Malta’s gross domestic product (GDP) growth is expected to moderate by the end of 2026, according to the latest Central Bank of Malta estimates.
GDP is expected to grow by 4.4% in 2024, edge down to 3.6% in 2025, and to 3.3% by 2026.
This implies an upward revision in 2024, when compared to the CBM's previous projections, while for 2025 and 2026 the outlook is unchanged. The upward revision is mainly on account of positive revisions in private consumption and net exports in the latest national accounts data release.
While in 2023, growth is expected to have been primarily driven by net exports, domestic demand is envisaged to be the main driver of growth in 2024.
Private consumption growth continues at a brisk pace and private investment, is expected to recover slowly, the CBM said. Net exports are also projected to contribute positively, driven mainly by services exports. Growth in 2025 and 2026 is also expected to be led by domestic demand.
Employment growth is set to moderate in the projection horizon, while wages are expected to pick up in 2024, given high inflation and a tight labour market.
Annual inflation based on the Harmonised Index of Consumer Prices is projected to ease from 5.6% in 2023, to 2.9% in 2024, before reaching 1.9% by 2026.
It is thus foreseen to remain above the Eurosystem price stability objective this year due to lingering indirect effects through the response of wages to recent increases in input costs and profit margins. However, compared to previous projections, inflation has been revised down by 0.1 percentage point throughout the forecast period.
The general government deficit-to-GDP ratio is set to decline throughout the projection horizon. The general government debt-to-GDP ratio is set to increase, and to reach 54.3% by 2026. When compared with the previous projection round, the projected deficit and debt ratios were both revised downwards.
On balance, risks to economic activity are tilted to the downside in 2024, as the ongoing geopolitical tensions could weigh on trade, the Central Bank believes. In particular, disruptions to shipping around the Suez Canal could give rise to some supply bottlenecks or longer waiting times, apart from possible higher costs. Risks are more balanced in the following years.
Risks to inflation
Risks to inflation are also balanced. Upside risks relate mainly to ongoing geopolitical tensions especially disruptions to trade in the Red Sea, as well as the potential impact of Fit-for-55 measures and extreme weather events.
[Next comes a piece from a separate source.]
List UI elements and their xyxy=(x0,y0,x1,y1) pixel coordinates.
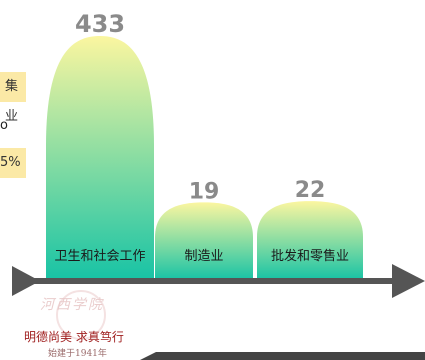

On the other hand, downside risks relate to a stronger pass-through from monetary tightening to domestic financial and real economic conditions, as well as the impact from the government’s measure to curb prices of selected food products in the short term.
On the fiscal side, risks are tilted to the downside from 2024. These mainly reflect the possibility of higher-than-expected outlays on energy support measures, in the event that commodity prices are higher than envisaged.
They also reflect the likelihood of additional expenditure on pensions and public sector wages. These risks are partly offset by the likelihood of a pick-up in the pace of fiscal consolidation in the outer years of the forecast horizon.